Cut it out! We hear parents say it to their children. We hear teens say it to their friends. We hear seniors say it to politicians. And truth be told, even though it has its cutting side, it’s usually a statement born of frustration moreso than anything else.
The world has become a more negative place in which to live these past few years. With the drop in social graces, the disrespect for rules and laws, the lowering of moral standards (compare advertising 30 years ago and advertising nowadays if you have any doubts whatsoever) and more, is it any wonder that people are becoming more abrupt?
Back in the day (and I’m talking a hundred plus years ago, not a couple of generations back), one could be politely abrupt without ruffling any feathers. Back in the day, it was acceptable to answer your front door when someone came calling without advance notice and to inform the person at your front door that you were not “in.” It was obvious to both parties that whoever was not “in” was most assuredly physically “in” however it was also understood by that statement that it was not a convenient time for the visitor to expect the person called upon to accommodate the visitor’s unexpected visit.
These days, there’s voice mail, e-mail, Bluetooth and Blackberry options, YouTube, tweets, status updates on Facebook and MySpace, Skyping, texting and so much more. People are inundated with technology and nearly everyone expects everyone else to accommodate their unexpected technological visits without consideration for the fact that their unexpected technological visits may be intruding on another person’s time and space.
This is surely the Instant Gratification era.

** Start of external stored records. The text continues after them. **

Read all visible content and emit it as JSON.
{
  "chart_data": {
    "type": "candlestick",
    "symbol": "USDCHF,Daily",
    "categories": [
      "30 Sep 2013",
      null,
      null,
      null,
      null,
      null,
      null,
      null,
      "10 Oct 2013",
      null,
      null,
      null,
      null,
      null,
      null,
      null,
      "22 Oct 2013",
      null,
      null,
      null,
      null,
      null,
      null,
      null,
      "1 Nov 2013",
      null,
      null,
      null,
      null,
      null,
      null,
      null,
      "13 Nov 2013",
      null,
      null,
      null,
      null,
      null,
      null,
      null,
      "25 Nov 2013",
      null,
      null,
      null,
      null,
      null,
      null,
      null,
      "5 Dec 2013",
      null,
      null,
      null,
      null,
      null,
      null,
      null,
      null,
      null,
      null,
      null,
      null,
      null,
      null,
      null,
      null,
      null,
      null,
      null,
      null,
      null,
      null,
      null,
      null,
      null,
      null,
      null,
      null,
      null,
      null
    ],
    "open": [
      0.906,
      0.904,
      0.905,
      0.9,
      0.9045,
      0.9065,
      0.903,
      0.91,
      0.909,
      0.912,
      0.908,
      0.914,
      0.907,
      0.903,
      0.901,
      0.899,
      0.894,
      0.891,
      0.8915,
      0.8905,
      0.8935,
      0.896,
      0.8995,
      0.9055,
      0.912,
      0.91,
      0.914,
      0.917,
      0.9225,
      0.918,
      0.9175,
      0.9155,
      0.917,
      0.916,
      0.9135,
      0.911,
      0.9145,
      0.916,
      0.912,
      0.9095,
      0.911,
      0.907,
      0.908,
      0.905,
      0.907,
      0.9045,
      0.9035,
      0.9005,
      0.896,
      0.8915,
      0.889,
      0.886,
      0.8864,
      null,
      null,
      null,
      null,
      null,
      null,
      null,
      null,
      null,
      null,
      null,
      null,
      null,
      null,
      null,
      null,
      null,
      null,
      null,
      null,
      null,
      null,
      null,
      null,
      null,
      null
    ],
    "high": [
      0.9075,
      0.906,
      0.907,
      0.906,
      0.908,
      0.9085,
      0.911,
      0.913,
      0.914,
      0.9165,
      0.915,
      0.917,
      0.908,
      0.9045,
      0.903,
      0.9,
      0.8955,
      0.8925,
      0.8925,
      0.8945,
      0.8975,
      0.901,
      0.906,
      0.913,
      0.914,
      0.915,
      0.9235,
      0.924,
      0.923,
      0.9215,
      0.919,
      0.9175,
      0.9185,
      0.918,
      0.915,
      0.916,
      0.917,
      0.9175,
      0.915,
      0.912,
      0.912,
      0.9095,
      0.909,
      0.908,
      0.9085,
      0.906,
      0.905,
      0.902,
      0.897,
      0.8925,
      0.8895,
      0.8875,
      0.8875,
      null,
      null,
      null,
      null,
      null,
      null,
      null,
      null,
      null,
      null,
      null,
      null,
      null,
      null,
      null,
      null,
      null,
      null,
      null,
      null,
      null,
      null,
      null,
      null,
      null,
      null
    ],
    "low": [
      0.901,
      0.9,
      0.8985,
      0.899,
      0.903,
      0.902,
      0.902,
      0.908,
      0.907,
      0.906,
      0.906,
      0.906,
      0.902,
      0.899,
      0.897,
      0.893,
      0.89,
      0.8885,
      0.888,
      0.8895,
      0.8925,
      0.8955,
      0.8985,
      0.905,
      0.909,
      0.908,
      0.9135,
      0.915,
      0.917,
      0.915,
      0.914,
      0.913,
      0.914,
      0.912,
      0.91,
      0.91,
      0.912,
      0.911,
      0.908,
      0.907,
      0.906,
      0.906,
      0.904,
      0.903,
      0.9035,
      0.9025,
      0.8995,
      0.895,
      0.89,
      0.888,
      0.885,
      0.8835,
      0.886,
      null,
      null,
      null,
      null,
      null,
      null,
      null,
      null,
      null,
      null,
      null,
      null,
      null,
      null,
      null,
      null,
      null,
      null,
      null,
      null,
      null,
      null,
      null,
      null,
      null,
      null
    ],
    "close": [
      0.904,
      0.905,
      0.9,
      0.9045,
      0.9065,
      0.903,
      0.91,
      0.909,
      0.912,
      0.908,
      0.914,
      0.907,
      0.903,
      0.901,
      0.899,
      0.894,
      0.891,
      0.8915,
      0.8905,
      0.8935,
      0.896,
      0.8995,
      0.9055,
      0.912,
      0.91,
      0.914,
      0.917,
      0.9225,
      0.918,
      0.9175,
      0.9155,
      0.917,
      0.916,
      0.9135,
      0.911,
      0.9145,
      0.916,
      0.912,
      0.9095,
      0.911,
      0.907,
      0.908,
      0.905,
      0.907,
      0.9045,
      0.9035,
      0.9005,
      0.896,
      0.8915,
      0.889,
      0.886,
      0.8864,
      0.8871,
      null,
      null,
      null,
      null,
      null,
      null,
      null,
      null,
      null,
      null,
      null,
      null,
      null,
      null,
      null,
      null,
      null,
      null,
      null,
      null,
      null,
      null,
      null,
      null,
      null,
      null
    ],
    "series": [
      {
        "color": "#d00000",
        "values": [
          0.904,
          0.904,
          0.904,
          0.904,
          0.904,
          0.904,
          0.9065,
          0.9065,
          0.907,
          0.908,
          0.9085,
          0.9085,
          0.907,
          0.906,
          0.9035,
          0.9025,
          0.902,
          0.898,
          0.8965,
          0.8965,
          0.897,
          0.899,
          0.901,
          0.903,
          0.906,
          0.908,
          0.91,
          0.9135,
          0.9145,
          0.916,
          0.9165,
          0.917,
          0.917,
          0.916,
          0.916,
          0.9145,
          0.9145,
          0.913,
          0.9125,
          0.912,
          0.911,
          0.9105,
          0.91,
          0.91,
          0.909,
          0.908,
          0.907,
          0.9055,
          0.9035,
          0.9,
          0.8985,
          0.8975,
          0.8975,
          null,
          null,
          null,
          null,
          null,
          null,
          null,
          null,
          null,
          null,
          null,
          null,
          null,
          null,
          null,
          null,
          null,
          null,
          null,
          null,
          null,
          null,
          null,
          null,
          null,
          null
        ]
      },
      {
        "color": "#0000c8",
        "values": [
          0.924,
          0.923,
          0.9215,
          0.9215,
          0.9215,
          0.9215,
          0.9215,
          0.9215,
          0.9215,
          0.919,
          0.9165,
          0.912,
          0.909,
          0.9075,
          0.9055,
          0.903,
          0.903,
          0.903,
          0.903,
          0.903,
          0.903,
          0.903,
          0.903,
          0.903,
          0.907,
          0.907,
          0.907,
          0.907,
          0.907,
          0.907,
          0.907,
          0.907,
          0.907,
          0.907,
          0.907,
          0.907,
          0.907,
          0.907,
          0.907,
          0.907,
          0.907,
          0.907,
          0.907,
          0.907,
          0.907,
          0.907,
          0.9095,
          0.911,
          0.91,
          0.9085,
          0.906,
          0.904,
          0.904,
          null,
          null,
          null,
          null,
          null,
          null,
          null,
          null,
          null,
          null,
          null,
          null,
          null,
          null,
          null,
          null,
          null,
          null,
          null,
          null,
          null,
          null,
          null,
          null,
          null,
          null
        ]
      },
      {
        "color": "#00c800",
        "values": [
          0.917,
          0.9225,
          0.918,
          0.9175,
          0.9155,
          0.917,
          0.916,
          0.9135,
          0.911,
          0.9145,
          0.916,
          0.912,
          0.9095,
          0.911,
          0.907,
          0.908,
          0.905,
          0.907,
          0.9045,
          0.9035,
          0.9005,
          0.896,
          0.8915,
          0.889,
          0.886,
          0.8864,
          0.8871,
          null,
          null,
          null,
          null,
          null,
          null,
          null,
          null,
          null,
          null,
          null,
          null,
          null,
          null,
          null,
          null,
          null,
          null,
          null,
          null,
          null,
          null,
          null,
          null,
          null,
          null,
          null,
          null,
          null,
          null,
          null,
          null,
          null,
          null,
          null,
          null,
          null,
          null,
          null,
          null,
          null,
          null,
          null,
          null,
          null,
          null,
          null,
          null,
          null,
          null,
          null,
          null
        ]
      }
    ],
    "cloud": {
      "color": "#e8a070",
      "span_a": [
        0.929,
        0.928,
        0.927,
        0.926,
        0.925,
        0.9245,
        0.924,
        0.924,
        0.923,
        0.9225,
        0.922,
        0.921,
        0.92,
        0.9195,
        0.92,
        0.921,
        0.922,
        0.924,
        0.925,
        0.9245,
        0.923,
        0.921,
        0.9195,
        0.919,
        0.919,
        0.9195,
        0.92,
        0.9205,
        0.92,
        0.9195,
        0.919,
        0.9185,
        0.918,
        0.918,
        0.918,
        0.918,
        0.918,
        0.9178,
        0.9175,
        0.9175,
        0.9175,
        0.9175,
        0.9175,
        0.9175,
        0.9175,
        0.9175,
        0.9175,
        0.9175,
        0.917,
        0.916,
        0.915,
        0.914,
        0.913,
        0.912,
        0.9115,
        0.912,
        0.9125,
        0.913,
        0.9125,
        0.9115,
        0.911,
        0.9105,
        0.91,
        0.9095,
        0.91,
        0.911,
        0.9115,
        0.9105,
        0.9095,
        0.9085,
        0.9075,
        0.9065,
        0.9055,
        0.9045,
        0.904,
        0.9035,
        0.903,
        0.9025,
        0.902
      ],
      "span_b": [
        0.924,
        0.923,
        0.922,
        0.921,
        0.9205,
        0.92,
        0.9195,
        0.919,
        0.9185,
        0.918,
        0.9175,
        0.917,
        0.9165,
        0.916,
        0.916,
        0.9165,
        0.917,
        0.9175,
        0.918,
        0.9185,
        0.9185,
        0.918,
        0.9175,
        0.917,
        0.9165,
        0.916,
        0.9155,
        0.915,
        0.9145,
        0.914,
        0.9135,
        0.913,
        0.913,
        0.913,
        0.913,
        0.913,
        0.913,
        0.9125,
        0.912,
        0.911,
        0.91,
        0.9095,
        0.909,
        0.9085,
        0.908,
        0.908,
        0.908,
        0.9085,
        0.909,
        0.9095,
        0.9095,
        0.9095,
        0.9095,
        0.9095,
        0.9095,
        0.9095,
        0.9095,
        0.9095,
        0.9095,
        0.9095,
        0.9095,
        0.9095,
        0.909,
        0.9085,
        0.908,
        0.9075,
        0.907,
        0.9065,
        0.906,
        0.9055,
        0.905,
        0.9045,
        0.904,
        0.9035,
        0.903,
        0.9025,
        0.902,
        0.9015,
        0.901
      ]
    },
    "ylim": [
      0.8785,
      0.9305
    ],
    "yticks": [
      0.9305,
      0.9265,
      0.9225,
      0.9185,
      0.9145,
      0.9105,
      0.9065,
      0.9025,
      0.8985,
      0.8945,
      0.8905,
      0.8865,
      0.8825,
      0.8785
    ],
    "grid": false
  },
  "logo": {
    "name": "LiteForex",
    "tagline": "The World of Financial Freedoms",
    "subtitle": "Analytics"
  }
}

Oftentimes, complete strangers have commented negatively — and without invitation to insert themselves into my space — that it’s horrible that I obviously do not have ‘texting’ ability with my cellphone. I don’t want it; I don’t need it. Passing acquaintances bellow at me for not answering my front door when it is obvious I am at home just because they feel I should listen to inconsequential comments right at that moment — because it’s convenient for them — that have nothing whatsoever to do with me and that have no impact on my life.
There isn’t anything so important in life that it can’t wait for the right time and the right mode of communication.
It’s not that I don’t care about others because I most assuredly do. However, there’s a time and a place for everything and this is what has been lost in the headlong run towards technological over-connectivity.
The simple pleasures of finding a real handwritten letter in the mailbox from a friend or answering a long distance phone call from someone living abroad have been cut short or obliterated completely thanks to over-connectivity. While I have felt this way for quite some time, the point was driven home some months ago when I unexpectedly received a handwritten letter from my best friend who lives in the United States.
What this letter said before I even opened the envelope was that I was important to my friend … important enough to invest time and effort into sitting down, picking up pen and paper, and actually investing one’s self in writing the letter. I was important enough to that friend to have the letter carefully folded, caringly inserted into the envelope where the address was also handwritten and purposely taken to a post office where it was stamped and handed to U.S. Postal Service for delivery.
Anyone can text. Anyone can email. But it takes a lot of special consideration to deliberately write and send a handwritten letter to someone else.
Remember this the next time you want to make someone feel special. It isn’t the big things in life that always stand out the most in people’s minds but rather the important little things that make lasting impressions.
Isn’t it about time people ‘cut it out’ and made use of old technology a little more often? I think so.